KLM: I guess I’d end on one final question- on the fulcrum of hope and hopelessness in this work. Where do you find the positive movement in it? Does it ever feel like the repetition of violence is too strong, and that the perpetrators will always continue to evade accountability? When we think about doing trauma work, I’m interested in that movement between hope and hopelessness.

 CC: I wrote in Literature in the Ashes of History on Hannah Arendt. On what she calls the history of the modern lie, which is operative in totalitarianism and is more prevalent in the form of what she calls “image-making” in postwar, non-totalitarian societies. It’s where (as I interpret her) instead of lying serving politics, politics serves the lie, and then erases everything. So it’s a kind of history that erases itself. And in the political realm, right now, it does feel like that sometimes. The movement of history doesn’t seem to offer a lot of hope. Especially in the last years, right?
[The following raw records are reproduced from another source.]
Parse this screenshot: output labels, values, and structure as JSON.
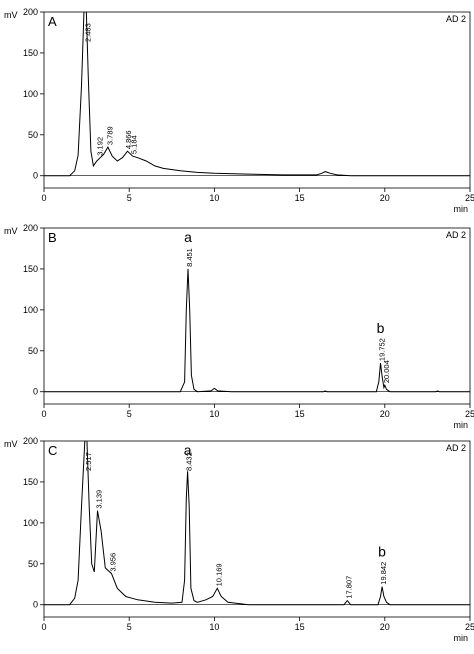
{
  "chart_data": [
    {
      "type": "line",
      "panel_label": "A",
      "detector": "AD 2",
      "ylabel": "mV",
      "xlabel": "min",
      "xlim": [
        0,
        25
      ],
      "ylim": [
        -15,
        200
      ],
      "xticks": [
        0,
        5,
        10,
        15,
        20,
        25
      ],
      "yticks": [
        0,
        50,
        100,
        150,
        200
      ],
      "grid": false,
      "series": [
        {
          "x": [
            0,
            1.5,
            1.8,
            2.0,
            2.2,
            2.35,
            2.48,
            2.6,
            2.75,
            2.9,
            3.1,
            3.3,
            3.5,
            3.75,
            4.0,
            4.3,
            4.6,
            4.9,
            5.2,
            5.5,
            6.0,
            6.5,
            7.0,
            8.0,
            9.0,
            10.0,
            12.0,
            14.0,
            16.0,
            16.3,
            16.5,
            16.8,
            17.2,
            18.0,
            20.0,
            22.0,
            25.0
          ],
          "y": [
            0,
            0,
            6,
            25,
            110,
            210,
            210,
            120,
            30,
            12,
            18,
            22,
            26,
            35,
            24,
            18,
            22,
            30,
            24,
            22,
            18,
            12,
            9,
            6,
            4,
            3,
            2,
            1,
            1,
            3,
            5,
            3,
            1,
            0,
            0,
            0,
            0
          ]
        }
      ],
      "peak_labels": [
        {
          "text": "2.483",
          "x": 2.483,
          "y": 200
        },
        {
          "text": "3.192",
          "x": 3.192,
          "y": 22
        },
        {
          "text": "3.789",
          "x": 3.789,
          "y": 35
        },
        {
          "text": "4.866",
          "x": 4.866,
          "y": 30
        },
        {
          "text": "5.184",
          "x": 5.184,
          "y": 24
        }
      ],
      "annotations": []
    },
    {
      "type": "line",
      "panel_label": "B",
      "detector": "AD 2",
      "ylabel": "mV",
      "xlabel": "min",
      "xlim": [
        0,
        25
      ],
      "ylim": [
        -15,
        200
      ],
      "xticks": [
        0,
        5,
        10,
        15,
        20,
        25
      ],
      "yticks": [
        0,
        50,
        100,
        150,
        200
      ],
      "grid": false,
      "series": [
        {
          "x": [
            0,
            8.0,
            8.25,
            8.35,
            8.45,
            8.55,
            8.65,
            8.8,
            9.0,
            9.8,
            10.0,
            10.2,
            11.0,
            16.4,
            16.5,
            16.6,
            19.5,
            19.65,
            19.75,
            19.85,
            19.95,
            20.0,
            20.1,
            20.3,
            23.0,
            23.1,
            23.2,
            25.0
          ],
          "y": [
            0,
            0,
            12,
            100,
            150,
            100,
            20,
            3,
            0,
            1,
            4,
            1,
            0,
            0,
            1,
            0,
            0,
            12,
            35,
            18,
            5,
            8,
            3,
            0,
            0,
            1,
            0,
            0
          ]
        }
      ],
      "peak_labels": [
        {
          "text": "8.451",
          "x": 8.451,
          "y": 150
        },
        {
          "text": "19.752",
          "x": 19.752,
          "y": 35
        },
        {
          "text": "20.004",
          "x": 20.004,
          "y": 8
        }
      ],
      "annotations": [
        {
          "text": "a",
          "x": 8.45,
          "y": 150
        },
        {
          "text": "b",
          "x": 19.75,
          "y": 35
        }
      ]
    },
    {
      "type": "line",
      "panel_label": "C",
      "detector": "AD 2",
      "ylabel": "mV",
      "xlabel": "min",
      "xlim": [
        0,
        25
      ],
      "ylim": [
        -15,
        200
      ],
      "xticks": [
        0,
        5,
        10,
        15,
        20,
        25
      ],
      "yticks": [
        0,
        50,
        100,
        150,
        200
      ],
      "grid": false,
      "series": [
        {
          "x": [
            0,
            1.5,
            1.8,
            2.0,
            2.2,
            2.4,
            2.52,
            2.65,
            2.8,
            2.95,
            3.14,
            3.35,
            3.6,
            3.96,
            4.3,
            4.8,
            5.5,
            6.5,
            7.5,
            8.1,
            8.25,
            8.35,
            8.43,
            8.52,
            8.62,
            8.8,
            9.0,
            9.5,
            9.9,
            10.17,
            10.4,
            10.8,
            12.0,
            17.6,
            17.8,
            18.0,
            19.6,
            19.75,
            19.84,
            19.95,
            20.1,
            20.3,
            25.0
          ],
          "y": [
            0,
            0,
            8,
            30,
            120,
            210,
            210,
            120,
            50,
            40,
            115,
            90,
            45,
            38,
            20,
            10,
            6,
            3,
            2,
            3,
            30,
            130,
            163,
            120,
            20,
            5,
            3,
            6,
            10,
            20,
            10,
            3,
            0,
            0,
            5,
            0,
            0,
            10,
            22,
            10,
            3,
            0,
            0
          ]
        }
      ],
      "peak_labels": [
        {
          "text": "2.517",
          "x": 2.517,
          "y": 200
        },
        {
          "text": "3.139",
          "x": 3.139,
          "y": 115
        },
        {
          "text": "3.956",
          "x": 3.956,
          "y": 38
        },
        {
          "text": "8.432",
          "x": 8.432,
          "y": 163
        },
        {
          "text": "10.169",
          "x": 10.169,
          "y": 20
        },
        {
          "text": "17.807",
          "x": 17.807,
          "y": 5
        },
        {
          "text": "19.842",
          "x": 19.842,
          "y": 22
        }
      ],
      "annotations": [
        {
          "text": "a",
          "x": 8.43,
          "y": 163
        },
        {
          "text": "b",
          "x": 19.84,
          "y": 22
        }
      ]
    }
  ]
}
So I do worry about that a little. There are elements of repetition in Vietnam and Afghanistan that are very depressing to watch. And genocide. I don’t always feel hopeful. So I don’t really know the answer to that. We don’t know if the death drive or the life drive will win out. What do you think? What about you?
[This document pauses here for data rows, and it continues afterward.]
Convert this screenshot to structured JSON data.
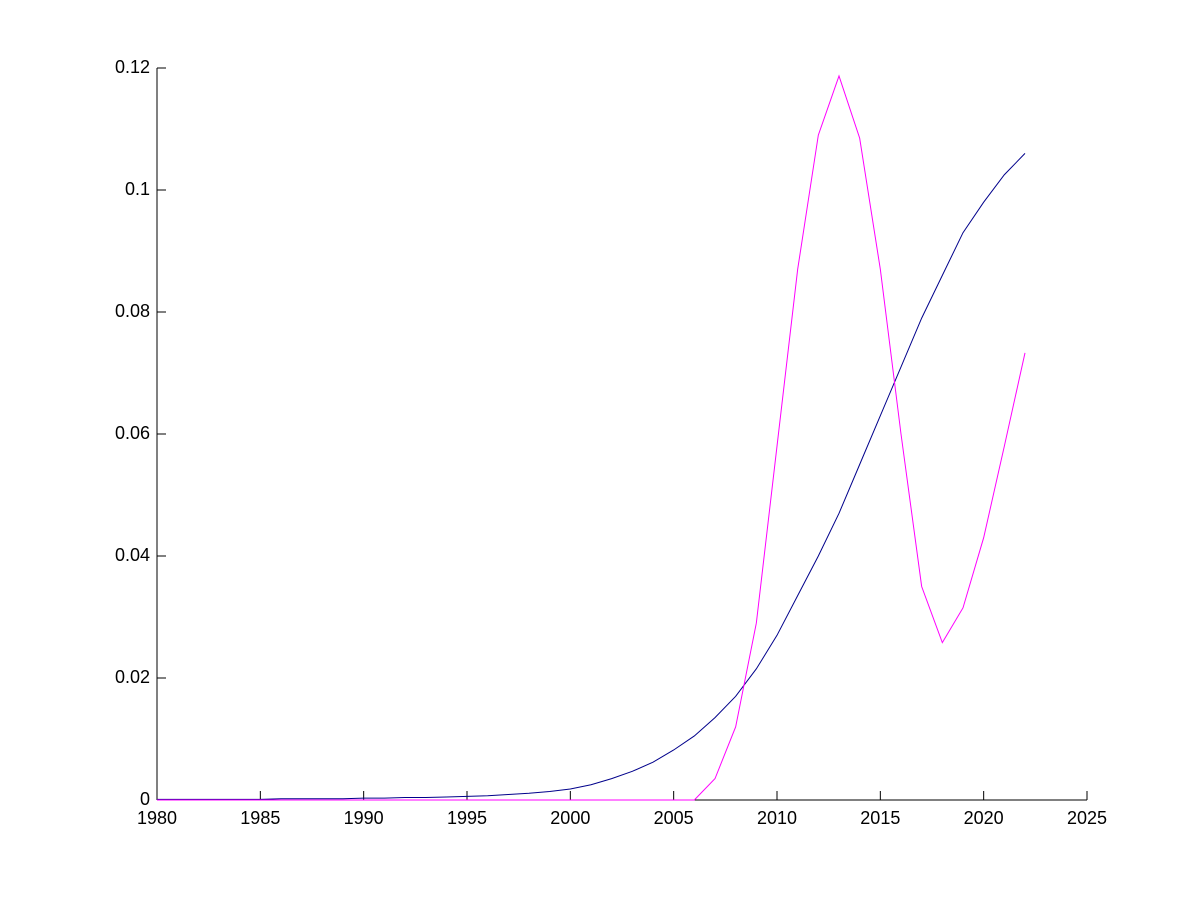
{
  "chart_data": {
    "type": "line",
    "x": [
      1980,
      1981,
      1982,
      1983,
      1984,
      1985,
      1986,
      1987,
      1988,
      1989,
      1990,
      1991,
      1992,
      1993,
      1994,
      1995,
      1996,
      1997,
      1998,
      1999,
      2000,
      2001,
      2002,
      2003,
      2004,
      2005,
      2006,
      2007,
      2008,
      2009,
      2010,
      2011,
      2012,
      2013,
      2014,
      2015,
      2016,
      2017,
      2018,
      2019,
      2020,
      2021,
      2022
    ],
    "series": [
      {
        "color": "#00008b",
        "values": [
          0.0001,
          0.0001,
          0.0001,
          0.0001,
          0.0001,
          0.0001,
          0.0002,
          0.0002,
          0.0002,
          0.0002,
          0.0003,
          0.0003,
          0.0004,
          0.0004,
          0.0005,
          0.0006,
          0.0007,
          0.0009,
          0.0011,
          0.0014,
          0.0018,
          0.0025,
          0.0035,
          0.0047,
          0.0062,
          0.0082,
          0.0105,
          0.0135,
          0.017,
          0.0215,
          0.027,
          0.0335,
          0.04,
          0.047,
          0.055,
          0.063,
          0.071,
          0.079,
          0.086,
          0.093,
          0.098,
          0.1025,
          0.106
        ]
      },
      {
        "color": "#ff00ff",
        "values": [
          0,
          0,
          0,
          0,
          0,
          0,
          0,
          0,
          0,
          0,
          0,
          0,
          0,
          0,
          0,
          0,
          0,
          0,
          0,
          0,
          0,
          0,
          0,
          0,
          0,
          0,
          0,
          0.0035,
          0.012,
          0.029,
          0.058,
          0.087,
          0.109,
          0.1187,
          0.1085,
          0.087,
          0.06,
          0.035,
          0.0258,
          0.0315,
          0.043,
          0.058,
          0.0733
        ]
      }
    ],
    "xlim": [
      1980,
      2025
    ],
    "xticks": [
      1980,
      1985,
      1990,
      1995,
      2000,
      2005,
      2010,
      2015,
      2020,
      2025
    ],
    "ylim": [
      0,
      0.12
    ],
    "yticks": [
      0,
      0.02,
      0.04,
      0.06,
      0.08,
      0.1,
      0.12
    ]
  }
}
KLM: Well. I started this series with the premise that it would be a bit difficult to do this work, meaning to ask the questions. That I would learn a lot of upsetting stories, and that people would be sort of generally gloomy in some way. And that the content I would be giving to the public in the series would be something like, “look at how hard these people work to think about the things that you prefer not to think about”. That was where I was coming from. About a society we’ve set up so that everybody can watch reality TV and sports and not think about these very gruesome things while a few do. And I have not found that at all.

I found in every case that people are doing this work with a real sense of purpose or a sense of joy, or they see actual change. The compulsion to do it is not, “I’m miserable but I do this anyway because I must”. 

CC: I guess also what has been always surprising and wonderful is the fact that the language of trauma seems to allow people to speak. So I guess to your point, it’s not a language in which people engage in order to say, “I’m miserable”. They engage in that language because it’s opening up speech or witness. 

 KLM: It’s been really amazing. I’ve had a lot of stories where people, in the most difficult situations, there’s humor, there’s resilience, there’s people living. And that’s something really special. 

 CC: There are very original, creative people who grow from their encounters with the trauma survivors they meet. So, I think that’s a very important point that you’re making. And it also goes to the point I made earlier about the element of surprise in the experience, and in the notion of trauma. We need to allow people to surprise us with their experience.